Bridge Closure Impacting FWFN Business
THUNDER BAY – It is not a bridge too far. It is a bridge not working. On October 31st, a fire damaged the bridge across the Kaministiqua River in Thunder Bay connecting the city and the Fort William First Nation.
The vital transportation link has remained closed to vehicle and pedestrian traffic ever since. The CN Rail bridge is however open for trains to travel across the structure. CN Rail has been from all reports slow to move on any efforts to effect repairs on the bridge. The company moved very quickly to get trains back on track and crossing the bridge.
CN took the bridge over from the Grand Trunk Railroad. In that agreement with the City of Fort William, the railway is required to maintain the bridge. However since the fire last October, there has been little movement to re-establish the pedestrian and vehicle traffic.
Getting passenger cars and pedestrian traffic going again has appeared not on CN Rail’s agenda.
One view on the relationship between FWFN and the bridge is expressed by one source as, “There is only a very sad and tragic history with regards to how our nations was treated by the former owner Grand trunk railway and the city and the government”.
The closure of the bridge has however continued to impact the Fort William First Nation. Business on the FWFN is down as much as sixty per cent at the gas stations on the First Nation.
Jobs are being lost, and long-standing businesses on Fort William First Nation are facing possible closure.
Wally Bannon, the President J & W Confectionary/Bannon’s Gas Bar speaking about CN Rail states, “I realize you have a responsibility to your shareholders but there is also responsibility to the community. History repeats once again when the Federal Government built the rail throughout the country where they starved Aboriginal peoples so they would leave the lands you wanted. The history here at Fort William is laced with much the same”.
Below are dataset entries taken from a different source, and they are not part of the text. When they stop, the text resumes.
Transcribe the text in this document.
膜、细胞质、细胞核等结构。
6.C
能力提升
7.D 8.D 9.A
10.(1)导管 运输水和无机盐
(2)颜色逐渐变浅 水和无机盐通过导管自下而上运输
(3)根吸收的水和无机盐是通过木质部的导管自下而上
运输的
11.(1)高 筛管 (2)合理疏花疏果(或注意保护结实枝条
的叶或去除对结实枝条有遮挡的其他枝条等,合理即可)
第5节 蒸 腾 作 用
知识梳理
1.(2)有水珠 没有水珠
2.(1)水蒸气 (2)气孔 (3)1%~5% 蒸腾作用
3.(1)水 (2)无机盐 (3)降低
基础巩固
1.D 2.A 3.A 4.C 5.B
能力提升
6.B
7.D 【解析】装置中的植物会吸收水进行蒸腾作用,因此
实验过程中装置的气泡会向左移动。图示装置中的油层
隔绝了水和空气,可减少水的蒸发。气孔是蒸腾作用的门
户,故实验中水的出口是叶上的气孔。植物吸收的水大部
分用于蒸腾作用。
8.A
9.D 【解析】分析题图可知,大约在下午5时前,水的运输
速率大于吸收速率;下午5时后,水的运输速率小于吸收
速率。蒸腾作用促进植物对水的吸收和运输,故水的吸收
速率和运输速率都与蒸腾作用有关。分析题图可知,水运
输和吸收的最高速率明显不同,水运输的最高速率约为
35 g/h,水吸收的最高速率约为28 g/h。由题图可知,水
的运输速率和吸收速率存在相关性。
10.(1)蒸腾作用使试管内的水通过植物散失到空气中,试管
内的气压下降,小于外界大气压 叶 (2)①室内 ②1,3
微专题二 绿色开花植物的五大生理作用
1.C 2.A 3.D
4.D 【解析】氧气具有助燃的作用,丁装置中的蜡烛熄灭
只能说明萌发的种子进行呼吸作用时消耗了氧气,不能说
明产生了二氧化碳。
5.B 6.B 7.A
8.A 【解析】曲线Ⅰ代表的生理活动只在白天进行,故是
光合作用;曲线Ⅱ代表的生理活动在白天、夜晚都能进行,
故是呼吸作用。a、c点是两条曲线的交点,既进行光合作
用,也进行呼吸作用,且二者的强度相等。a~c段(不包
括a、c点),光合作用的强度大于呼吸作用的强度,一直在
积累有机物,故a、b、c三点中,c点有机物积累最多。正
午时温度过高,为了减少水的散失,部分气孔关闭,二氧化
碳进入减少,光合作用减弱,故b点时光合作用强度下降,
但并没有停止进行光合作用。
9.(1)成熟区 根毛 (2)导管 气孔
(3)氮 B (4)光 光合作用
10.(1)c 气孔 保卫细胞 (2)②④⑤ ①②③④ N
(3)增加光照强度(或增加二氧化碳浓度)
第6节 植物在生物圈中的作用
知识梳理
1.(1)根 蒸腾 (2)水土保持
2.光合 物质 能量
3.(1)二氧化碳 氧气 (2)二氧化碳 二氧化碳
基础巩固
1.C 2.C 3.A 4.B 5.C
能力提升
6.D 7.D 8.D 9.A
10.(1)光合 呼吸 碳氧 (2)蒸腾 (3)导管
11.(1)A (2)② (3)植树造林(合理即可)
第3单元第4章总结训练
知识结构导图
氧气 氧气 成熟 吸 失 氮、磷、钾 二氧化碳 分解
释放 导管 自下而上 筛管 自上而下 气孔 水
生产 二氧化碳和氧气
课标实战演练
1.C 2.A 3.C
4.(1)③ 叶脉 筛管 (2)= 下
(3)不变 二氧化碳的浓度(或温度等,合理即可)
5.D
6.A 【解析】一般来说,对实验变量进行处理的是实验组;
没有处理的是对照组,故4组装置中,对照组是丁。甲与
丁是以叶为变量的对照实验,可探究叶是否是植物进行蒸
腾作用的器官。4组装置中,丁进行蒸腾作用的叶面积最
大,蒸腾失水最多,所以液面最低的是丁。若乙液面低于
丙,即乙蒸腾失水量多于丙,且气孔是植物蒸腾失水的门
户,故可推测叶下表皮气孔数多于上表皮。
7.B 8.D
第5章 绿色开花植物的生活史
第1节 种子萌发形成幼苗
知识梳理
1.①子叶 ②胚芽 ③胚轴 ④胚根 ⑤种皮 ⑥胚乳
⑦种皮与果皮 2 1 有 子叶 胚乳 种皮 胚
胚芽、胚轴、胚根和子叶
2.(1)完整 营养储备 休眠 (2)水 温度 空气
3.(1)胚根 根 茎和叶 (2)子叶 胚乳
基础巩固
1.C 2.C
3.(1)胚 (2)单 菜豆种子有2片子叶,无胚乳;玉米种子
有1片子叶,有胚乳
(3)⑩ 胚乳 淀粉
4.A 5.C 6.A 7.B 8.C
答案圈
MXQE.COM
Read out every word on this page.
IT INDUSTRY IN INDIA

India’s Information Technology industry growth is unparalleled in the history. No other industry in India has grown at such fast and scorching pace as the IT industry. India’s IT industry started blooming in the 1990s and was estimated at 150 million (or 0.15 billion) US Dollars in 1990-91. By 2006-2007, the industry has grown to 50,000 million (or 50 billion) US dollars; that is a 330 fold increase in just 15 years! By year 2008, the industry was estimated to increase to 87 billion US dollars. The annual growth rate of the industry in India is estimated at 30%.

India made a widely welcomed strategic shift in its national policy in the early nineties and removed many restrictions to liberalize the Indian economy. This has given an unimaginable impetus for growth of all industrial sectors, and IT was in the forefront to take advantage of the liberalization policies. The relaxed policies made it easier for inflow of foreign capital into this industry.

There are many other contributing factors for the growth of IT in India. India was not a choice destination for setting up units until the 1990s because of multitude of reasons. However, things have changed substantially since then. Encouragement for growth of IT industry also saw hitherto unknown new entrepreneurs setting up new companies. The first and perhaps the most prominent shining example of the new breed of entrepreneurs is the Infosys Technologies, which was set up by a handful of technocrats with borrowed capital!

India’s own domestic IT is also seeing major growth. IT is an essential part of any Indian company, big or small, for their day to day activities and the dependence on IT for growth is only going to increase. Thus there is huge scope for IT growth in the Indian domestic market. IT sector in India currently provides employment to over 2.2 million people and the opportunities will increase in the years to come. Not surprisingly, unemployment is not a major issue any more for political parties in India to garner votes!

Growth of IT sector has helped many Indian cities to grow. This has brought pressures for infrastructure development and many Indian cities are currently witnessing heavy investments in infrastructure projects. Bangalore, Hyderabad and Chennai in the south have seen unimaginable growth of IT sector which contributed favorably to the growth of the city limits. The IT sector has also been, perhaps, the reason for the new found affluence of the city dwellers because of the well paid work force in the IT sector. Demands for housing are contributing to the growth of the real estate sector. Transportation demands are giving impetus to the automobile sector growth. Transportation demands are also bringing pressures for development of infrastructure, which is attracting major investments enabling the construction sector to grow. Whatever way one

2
“The agreement for the CN Bridge is between you and City of Thunder Bay, but you continually try to put Fort William into the fray. I am of the opinion that the Aboriginal people and businesses are not important to you. You hold the insurance on that bridge, anywhere I have seen a fire and damage happens, an investigation happens to find out the cause – nothing. I have not seen or heard of no numbers as what the damage costs are yet you want others to help you pay. Is this another attempt to stave off us, because Aboriginal people and especially members of Fort William have shown we are a very resilient people”.
The iconic Fort William First Nation business normally has 28 employees. Since October that number has dropped. Bannon shares that more layoffs are coming, and it could force the closure of the business if the situation does not change.